Other U.S. government officials have responded, as well. Some members of Congress have issued individual statements, as has the U.S. Commission on International Religious Freedom, the White House, and the State Department. The National Security Council has also weighed in.
David French at ACLJ comments, “While these words are welcome, neither the White House nor State Department have engaged at the high level this case requires. As a former state department official noted today on Fox News (which has been invaluable in its relentless coverage of Saeed’s case), high-level engagement is critical.” He explains that only the highest-level engagement will convey “the right message” to the United Nations and the European Union.
French continued, “Let’s be clear, however, the international community will take its cues from America. If our own government isn’t out front in supporting one of its own citizens, we cannot expect the UN and EU to lead.” But we must not forget that the international community and even the U.S. government will take its cues from the churches. If Christians in America and beyond don’t bother to support one of their own “citizens,” they cannot expect the secular world to take the lead. Thankfully, the ACLJ reports that almost 80,000 people have signed their international petition on behalf of Saeed Abedini. An additional petition, asking the Obama Administration and U.S. government to engagement has garnered almost 254,000 signatures. Christians are undoubtedly well represented among the signatories.
Some church leaders in the mainline church denominations are most probably underrepresented. They are not familiar with, or are horrified by the politically conservative ACLJ; they don’t believe that Muslims should leave their faith for Christianity; or they are loath to criticize the foreign policy of the Obama Administration. For whatever reason, just as they failed to get involved in advocacy efforts for Youcef Nadarkhani, some mainline church leaders take less interest in the fate of Iranian Christians than they did in two American hikers who were arrested as spies in Iran in 2009 and imprisoned in Evin Prison. Episcopal Church bishop John Chane and Catholic bishop Theodore McCarrick, along with representatives of the Council on American-Islamic Relations (CAIR) helped negotiate the release of hikers Bauer and Fattal on a trip to Iran in September 2011.
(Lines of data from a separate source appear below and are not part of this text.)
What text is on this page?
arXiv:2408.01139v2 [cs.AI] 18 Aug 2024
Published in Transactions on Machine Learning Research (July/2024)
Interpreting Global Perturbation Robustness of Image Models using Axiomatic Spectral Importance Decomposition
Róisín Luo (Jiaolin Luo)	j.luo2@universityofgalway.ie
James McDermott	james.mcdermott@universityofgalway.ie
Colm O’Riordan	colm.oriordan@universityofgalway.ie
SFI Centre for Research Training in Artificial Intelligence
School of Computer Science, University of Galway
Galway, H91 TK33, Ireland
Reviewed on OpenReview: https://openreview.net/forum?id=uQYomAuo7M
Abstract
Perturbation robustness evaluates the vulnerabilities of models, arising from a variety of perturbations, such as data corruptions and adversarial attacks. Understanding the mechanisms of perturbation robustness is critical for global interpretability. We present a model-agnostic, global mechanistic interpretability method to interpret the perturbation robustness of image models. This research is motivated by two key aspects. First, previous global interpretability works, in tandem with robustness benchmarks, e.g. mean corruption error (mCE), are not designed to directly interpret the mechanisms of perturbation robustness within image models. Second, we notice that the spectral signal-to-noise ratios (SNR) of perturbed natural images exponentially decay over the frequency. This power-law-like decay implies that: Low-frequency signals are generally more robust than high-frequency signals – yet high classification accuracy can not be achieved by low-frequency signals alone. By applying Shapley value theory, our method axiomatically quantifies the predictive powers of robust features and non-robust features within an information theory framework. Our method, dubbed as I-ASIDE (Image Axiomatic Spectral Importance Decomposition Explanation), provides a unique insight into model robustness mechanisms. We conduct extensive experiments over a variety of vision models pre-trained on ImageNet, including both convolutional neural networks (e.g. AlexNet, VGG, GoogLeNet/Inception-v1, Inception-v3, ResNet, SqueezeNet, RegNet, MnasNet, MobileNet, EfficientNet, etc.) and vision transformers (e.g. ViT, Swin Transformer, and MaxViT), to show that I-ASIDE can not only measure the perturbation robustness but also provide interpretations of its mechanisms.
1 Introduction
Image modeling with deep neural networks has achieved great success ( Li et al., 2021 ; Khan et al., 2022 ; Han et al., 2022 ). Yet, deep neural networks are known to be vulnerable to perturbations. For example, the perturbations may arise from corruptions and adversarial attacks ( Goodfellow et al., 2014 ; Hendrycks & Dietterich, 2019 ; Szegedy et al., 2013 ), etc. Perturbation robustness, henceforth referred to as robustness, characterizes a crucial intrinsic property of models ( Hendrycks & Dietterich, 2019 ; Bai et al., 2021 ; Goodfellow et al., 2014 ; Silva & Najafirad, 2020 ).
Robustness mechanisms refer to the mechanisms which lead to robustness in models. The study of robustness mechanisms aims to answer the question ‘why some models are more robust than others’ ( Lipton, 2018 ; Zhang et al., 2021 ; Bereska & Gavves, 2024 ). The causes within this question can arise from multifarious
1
In contrast to some church leaders’ lack of interest, the leadership of the Anglican Church in North America is preparing a statement to go to all of the bishops, clergy, and Christians of the denomination, urging prayer and action on behalf of Abedini and all of Iran’s persecuted Christians. Individual church members in other denominations should urge their leaders to similar actions. Although citizens of all faiths and of no faith will also show their concern and work on behalf of the human rights of these persecuted Christians, and that effort is accepted with great gratitude and humility, Abedini’s fellow Christians have a special accountability to speak out on behalf of him and all of Iran’s persecuted believers.